Speaker
Description
A full understanding of the reaction mechanisms involved in double and single charge exchange nuclear reactions is mandatory for the purposes of the NUMEN project. The main goal is to extract data driven information on nuclear matrix elements of neutrino-less double-beta decay from measured cross section of heavy-ion induced double charge exchange reactions.
An interesting benchmark to test the capability of state-of-the-art nuclear reaction and nuclear structure theories is the network of nuclear reactions involved in the $^{18}$O + $^{12}$C collision at 15.3 AMeV incident energy.
The experiment has been performed at the INFN-LNS using the K800 Superconducting Cyclotron and the MAGNEX magnetic spectrometer. The experimental results and the theoretical analysis for the single charge exchange, elastic and inelastic scattering, one-neutron addition and one-proton removal nuclear reactions will be discussed during the conference.
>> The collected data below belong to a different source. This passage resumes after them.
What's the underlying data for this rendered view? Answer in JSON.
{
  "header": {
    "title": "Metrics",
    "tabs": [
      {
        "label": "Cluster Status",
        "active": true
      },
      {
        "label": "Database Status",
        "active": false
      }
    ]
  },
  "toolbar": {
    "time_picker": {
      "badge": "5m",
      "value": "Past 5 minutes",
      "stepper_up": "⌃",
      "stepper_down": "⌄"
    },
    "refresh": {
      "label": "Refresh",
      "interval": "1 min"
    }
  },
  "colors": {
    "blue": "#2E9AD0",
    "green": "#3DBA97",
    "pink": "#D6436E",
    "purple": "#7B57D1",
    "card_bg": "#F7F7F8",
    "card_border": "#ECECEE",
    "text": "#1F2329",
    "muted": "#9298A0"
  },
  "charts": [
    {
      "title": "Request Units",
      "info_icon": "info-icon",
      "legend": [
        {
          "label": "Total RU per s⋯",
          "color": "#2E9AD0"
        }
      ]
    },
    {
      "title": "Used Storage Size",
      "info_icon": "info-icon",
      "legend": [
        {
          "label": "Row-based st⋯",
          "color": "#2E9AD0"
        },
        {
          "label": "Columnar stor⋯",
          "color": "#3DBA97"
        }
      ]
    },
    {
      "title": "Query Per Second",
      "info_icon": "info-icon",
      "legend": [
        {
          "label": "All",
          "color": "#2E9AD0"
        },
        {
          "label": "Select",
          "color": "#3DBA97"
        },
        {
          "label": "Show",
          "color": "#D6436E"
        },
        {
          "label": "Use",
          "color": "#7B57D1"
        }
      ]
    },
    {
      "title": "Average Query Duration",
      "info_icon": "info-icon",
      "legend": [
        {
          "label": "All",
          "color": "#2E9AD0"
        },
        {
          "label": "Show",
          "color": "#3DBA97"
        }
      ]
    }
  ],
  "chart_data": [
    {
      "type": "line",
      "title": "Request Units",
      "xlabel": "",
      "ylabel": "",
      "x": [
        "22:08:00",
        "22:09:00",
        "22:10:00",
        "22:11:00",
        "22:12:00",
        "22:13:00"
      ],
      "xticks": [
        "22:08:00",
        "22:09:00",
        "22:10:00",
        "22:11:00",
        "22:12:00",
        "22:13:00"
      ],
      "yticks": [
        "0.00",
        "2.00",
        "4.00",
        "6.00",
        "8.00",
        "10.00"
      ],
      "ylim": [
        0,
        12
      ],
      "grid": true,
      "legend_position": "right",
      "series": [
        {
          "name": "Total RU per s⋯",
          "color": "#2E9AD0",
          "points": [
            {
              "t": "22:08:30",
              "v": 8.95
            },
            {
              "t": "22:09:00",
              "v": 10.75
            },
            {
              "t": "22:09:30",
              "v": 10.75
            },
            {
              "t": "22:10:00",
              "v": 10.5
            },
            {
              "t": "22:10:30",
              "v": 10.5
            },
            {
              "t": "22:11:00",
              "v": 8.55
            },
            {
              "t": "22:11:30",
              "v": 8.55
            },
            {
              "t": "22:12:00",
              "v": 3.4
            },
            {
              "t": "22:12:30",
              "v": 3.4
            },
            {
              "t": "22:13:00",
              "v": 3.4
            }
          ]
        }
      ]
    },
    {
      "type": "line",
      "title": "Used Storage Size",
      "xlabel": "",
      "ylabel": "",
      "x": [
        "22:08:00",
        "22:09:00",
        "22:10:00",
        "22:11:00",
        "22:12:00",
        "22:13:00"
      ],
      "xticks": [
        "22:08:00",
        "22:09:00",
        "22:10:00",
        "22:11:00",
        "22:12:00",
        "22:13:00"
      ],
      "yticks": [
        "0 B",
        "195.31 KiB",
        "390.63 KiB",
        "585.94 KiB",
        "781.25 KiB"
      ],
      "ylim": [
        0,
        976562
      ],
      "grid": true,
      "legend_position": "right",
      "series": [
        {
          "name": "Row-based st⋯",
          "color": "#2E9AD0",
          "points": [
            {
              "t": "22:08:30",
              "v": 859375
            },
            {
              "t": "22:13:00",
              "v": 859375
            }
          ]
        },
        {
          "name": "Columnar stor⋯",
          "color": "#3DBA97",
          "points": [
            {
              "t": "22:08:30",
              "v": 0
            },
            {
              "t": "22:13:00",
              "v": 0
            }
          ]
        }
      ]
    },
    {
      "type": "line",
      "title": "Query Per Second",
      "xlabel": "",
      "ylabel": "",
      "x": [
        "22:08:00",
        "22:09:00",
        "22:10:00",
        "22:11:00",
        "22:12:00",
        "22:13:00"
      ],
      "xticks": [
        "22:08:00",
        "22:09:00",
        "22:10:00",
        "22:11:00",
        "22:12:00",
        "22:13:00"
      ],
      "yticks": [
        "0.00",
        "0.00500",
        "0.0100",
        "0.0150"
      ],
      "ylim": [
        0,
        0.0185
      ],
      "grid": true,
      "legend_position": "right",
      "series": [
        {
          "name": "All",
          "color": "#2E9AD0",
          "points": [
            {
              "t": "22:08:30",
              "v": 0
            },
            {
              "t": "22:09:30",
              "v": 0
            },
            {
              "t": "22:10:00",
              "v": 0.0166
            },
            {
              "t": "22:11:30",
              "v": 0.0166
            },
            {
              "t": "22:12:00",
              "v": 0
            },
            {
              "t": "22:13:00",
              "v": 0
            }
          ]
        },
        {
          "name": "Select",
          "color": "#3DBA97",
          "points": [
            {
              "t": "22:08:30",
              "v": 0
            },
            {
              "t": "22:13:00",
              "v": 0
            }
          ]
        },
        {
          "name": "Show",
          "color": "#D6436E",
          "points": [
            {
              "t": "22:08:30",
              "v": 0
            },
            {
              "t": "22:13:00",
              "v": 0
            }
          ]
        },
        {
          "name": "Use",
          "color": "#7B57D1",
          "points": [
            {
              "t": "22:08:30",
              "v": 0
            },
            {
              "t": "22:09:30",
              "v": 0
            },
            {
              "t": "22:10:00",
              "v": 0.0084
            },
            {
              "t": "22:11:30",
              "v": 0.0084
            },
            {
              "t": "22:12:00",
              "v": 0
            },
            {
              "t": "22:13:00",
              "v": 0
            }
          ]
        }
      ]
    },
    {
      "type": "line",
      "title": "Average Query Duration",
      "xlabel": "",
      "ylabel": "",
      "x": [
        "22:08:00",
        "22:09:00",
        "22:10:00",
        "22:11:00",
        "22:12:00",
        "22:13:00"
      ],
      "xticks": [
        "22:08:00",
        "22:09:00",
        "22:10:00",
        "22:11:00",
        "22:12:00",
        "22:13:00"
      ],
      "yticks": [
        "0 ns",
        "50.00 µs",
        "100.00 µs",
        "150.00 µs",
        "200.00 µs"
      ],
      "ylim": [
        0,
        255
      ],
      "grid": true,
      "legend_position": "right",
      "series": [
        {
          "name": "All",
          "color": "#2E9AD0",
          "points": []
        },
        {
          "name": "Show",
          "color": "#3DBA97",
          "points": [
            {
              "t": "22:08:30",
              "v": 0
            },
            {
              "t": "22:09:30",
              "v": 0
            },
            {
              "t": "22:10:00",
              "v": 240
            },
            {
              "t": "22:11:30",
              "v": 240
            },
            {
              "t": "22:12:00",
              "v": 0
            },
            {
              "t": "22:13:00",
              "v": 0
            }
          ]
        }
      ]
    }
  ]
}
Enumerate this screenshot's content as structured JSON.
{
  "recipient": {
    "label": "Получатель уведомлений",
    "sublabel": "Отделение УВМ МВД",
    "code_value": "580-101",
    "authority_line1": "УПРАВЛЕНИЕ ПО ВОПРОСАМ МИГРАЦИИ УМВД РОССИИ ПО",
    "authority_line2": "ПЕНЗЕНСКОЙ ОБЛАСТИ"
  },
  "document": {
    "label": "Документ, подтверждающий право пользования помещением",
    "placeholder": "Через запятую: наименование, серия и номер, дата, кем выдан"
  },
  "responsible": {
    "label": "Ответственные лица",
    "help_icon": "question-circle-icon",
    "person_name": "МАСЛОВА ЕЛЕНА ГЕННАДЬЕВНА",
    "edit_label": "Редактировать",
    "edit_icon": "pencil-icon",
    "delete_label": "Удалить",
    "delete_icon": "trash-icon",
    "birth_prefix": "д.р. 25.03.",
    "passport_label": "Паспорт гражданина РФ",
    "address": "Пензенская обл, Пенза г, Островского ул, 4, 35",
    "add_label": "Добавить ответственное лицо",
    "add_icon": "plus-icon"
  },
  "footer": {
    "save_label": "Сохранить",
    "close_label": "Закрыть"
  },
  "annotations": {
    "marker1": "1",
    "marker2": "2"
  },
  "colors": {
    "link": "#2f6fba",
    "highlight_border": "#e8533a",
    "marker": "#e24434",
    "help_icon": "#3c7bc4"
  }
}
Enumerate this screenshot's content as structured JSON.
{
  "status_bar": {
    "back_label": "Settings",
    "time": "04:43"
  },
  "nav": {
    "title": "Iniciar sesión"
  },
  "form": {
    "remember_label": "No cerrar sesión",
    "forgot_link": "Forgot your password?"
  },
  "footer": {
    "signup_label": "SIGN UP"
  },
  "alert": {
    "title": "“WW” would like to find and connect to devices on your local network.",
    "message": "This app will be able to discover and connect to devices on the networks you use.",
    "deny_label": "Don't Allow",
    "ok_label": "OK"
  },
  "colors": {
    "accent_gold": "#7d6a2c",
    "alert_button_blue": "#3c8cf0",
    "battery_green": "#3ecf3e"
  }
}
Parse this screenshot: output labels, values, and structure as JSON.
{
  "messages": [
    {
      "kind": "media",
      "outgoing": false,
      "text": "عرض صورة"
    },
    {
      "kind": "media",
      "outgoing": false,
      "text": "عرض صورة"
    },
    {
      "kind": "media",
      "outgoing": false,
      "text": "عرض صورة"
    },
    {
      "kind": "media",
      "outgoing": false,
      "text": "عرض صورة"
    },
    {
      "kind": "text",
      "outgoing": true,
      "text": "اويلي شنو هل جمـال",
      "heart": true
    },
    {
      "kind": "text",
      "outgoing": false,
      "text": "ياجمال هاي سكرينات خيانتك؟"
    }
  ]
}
The main purpose of this work is to describe the newly extracted experimental cross-sections in a full comprehensive theoretical framework in which the reaction channels are treated all together. The many aspects that play a relevant role in the description of the single charge exchange reaction mechanism are the choice and tuning of the optical potential, the role of the couplings with the low-lying excited states of the involved nuclei, the single-particle and many-body properties of the nuclear wave functions and the competition between the direct and the sequential reaction mechanisms.